Enhancing Positronium Lifetime Imaging through Two-Component Reconstruction in Time-of-Flight Positron Emission Tomography

TL;DR

This paper introduces a two-component reconstruction model for Positronium Lifetime Imaging in TOF PET, improving tissue micro-environment assessment for better disease diagnosis.

Contribution

It presents a novel two-component model that incorporates both ortho- and para-positronium decays, enhancing imaging accuracy over existing single-component models.

Findings

The two-component model outperforms single-component models in simulations.

Enhanced tissue micro-environment representation in PET imaging.
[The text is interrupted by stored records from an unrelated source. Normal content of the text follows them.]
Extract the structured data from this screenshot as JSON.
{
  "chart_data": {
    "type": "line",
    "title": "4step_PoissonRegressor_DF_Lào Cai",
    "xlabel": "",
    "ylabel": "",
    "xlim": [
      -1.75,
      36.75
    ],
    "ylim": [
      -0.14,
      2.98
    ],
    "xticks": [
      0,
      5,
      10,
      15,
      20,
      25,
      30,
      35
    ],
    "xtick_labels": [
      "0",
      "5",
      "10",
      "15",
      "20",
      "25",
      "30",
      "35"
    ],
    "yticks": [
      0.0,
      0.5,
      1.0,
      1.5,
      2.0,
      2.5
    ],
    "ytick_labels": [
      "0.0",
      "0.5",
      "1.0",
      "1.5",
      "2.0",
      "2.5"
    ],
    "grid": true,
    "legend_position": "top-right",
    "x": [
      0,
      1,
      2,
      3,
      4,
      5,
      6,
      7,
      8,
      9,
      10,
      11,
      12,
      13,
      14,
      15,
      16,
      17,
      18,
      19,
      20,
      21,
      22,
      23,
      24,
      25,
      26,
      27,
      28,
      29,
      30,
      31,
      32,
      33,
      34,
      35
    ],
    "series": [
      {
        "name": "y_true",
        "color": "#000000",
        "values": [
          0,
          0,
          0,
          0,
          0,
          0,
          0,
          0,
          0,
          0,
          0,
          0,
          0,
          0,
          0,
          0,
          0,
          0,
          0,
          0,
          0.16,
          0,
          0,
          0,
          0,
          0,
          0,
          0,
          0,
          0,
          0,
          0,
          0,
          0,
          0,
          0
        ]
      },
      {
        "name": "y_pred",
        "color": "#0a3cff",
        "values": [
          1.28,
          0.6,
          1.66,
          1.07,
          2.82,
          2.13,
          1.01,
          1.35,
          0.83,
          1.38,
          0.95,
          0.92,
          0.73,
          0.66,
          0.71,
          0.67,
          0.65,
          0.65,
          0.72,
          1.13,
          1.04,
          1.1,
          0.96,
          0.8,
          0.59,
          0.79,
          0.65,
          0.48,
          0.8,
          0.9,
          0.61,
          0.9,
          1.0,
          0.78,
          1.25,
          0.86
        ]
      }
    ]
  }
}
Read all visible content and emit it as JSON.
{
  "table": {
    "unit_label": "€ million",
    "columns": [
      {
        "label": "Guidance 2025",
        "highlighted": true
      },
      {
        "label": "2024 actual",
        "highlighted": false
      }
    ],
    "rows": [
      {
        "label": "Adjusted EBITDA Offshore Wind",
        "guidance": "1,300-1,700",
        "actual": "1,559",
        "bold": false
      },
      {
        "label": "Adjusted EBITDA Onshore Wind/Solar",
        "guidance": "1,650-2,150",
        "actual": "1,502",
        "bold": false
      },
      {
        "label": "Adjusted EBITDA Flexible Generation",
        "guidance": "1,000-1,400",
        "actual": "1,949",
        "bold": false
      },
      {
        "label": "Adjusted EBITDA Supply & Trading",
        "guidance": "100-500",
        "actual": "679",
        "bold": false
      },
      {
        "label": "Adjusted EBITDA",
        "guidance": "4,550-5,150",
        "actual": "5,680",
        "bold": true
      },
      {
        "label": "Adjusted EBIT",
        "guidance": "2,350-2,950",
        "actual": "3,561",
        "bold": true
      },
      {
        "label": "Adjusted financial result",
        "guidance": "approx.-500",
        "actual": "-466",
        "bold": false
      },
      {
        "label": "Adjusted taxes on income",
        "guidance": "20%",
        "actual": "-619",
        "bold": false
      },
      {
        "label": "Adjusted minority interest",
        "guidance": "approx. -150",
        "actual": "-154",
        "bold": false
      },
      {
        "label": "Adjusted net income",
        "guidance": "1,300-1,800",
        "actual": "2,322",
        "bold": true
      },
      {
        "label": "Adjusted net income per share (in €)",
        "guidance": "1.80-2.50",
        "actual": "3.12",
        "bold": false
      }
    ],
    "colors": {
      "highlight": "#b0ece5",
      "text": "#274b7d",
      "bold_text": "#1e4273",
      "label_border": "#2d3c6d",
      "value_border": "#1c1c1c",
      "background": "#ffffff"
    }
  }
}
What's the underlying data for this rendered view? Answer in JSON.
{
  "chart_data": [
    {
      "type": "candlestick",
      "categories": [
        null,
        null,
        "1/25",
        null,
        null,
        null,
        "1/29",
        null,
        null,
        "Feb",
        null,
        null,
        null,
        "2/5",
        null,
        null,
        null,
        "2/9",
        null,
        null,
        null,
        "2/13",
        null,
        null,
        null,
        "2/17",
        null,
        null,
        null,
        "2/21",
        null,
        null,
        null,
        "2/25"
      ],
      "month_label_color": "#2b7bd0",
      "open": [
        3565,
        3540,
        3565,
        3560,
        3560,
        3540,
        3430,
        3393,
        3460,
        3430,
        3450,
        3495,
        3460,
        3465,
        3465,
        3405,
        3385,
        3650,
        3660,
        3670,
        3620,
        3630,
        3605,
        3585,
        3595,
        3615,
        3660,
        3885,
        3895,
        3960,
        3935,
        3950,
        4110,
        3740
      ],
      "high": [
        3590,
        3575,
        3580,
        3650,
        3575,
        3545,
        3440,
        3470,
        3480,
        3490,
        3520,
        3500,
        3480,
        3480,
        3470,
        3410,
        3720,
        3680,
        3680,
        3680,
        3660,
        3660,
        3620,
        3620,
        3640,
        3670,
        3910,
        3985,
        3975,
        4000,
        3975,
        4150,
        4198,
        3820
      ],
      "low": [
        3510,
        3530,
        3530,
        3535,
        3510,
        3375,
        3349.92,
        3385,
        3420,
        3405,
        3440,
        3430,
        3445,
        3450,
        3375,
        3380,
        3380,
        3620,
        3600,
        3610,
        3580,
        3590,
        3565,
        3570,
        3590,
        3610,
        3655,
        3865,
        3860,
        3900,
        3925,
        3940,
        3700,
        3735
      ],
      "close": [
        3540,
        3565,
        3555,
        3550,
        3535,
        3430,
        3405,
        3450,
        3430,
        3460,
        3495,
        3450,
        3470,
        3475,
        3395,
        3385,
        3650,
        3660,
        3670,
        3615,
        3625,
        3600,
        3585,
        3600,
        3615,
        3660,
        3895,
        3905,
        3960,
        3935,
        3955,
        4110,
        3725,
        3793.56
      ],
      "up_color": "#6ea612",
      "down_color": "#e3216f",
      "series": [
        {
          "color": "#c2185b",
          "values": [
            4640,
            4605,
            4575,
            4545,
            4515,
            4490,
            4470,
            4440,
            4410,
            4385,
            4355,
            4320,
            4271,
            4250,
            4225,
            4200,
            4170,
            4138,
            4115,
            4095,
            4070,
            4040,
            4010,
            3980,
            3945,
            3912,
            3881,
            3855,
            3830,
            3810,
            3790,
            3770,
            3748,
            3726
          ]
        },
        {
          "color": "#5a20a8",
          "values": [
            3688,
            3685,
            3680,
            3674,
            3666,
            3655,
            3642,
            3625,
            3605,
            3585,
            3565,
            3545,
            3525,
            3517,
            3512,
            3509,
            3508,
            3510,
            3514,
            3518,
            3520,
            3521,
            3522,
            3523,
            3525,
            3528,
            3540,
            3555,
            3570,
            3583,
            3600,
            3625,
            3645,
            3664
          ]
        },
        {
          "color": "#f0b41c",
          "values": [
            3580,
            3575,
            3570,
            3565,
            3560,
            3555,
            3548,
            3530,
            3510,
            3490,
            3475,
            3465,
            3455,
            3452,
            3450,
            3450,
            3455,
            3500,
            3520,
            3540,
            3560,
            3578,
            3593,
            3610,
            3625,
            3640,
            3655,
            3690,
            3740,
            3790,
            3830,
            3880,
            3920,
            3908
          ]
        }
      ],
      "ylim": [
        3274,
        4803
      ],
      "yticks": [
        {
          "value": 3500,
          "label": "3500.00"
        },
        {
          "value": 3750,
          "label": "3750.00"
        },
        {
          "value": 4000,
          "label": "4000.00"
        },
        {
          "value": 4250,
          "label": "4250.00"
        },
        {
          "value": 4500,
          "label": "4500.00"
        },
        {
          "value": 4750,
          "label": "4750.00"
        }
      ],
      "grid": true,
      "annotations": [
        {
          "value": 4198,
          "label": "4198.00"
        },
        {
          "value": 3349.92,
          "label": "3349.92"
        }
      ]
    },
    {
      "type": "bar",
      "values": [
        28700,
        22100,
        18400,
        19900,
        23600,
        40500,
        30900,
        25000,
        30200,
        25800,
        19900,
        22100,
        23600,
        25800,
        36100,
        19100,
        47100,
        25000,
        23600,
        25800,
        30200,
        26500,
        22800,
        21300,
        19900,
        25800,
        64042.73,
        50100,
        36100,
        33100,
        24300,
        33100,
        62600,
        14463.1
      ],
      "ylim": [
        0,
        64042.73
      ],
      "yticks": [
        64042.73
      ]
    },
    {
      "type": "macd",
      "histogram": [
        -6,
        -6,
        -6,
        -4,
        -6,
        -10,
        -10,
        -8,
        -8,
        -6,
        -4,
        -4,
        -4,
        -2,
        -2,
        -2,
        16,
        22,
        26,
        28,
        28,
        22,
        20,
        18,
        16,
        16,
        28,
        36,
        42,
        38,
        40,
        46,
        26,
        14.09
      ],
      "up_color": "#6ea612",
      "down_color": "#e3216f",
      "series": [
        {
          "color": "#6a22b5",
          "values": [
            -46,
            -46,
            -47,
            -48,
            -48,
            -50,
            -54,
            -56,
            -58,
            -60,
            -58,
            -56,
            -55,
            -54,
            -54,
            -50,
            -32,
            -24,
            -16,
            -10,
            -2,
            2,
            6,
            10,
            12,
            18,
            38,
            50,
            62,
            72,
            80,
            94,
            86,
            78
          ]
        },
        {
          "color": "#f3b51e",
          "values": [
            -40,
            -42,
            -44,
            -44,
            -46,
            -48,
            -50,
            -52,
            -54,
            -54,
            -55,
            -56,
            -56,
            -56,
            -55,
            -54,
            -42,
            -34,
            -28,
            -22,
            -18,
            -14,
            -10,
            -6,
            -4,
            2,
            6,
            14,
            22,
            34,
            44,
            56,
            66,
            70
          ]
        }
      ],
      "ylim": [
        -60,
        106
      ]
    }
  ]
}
Potential for more accurate disease diagnosis using PLI.

Abstract

Positron Emission Tomography (PET) is a crucial tool in medical imaging, particularly for diagnosing diseases like cancer and Alzheimer's. The advent of Positronium Lifetime Imaging (PLI) has opened new avenues for assessing the tissue micro-environment, which is vital for early-stage disease detection. In this study, we introduce a two-component reconstruction model for PLI in Time-of-Flight (TOF) PET, incorporating both ortho-positronium and para-positronium decays. Our model enhances the accuracy of positronium imaging by providing a more detailed representation of the tissue environment. We conducted simulation studies to evaluate the performance of our model and compared it with existing single-component models. The results demonstrate the superiority of the two-component model in capturing the intricacies of the tissue micro-environment, thus paving the way for more precise and informative PET diagnostics.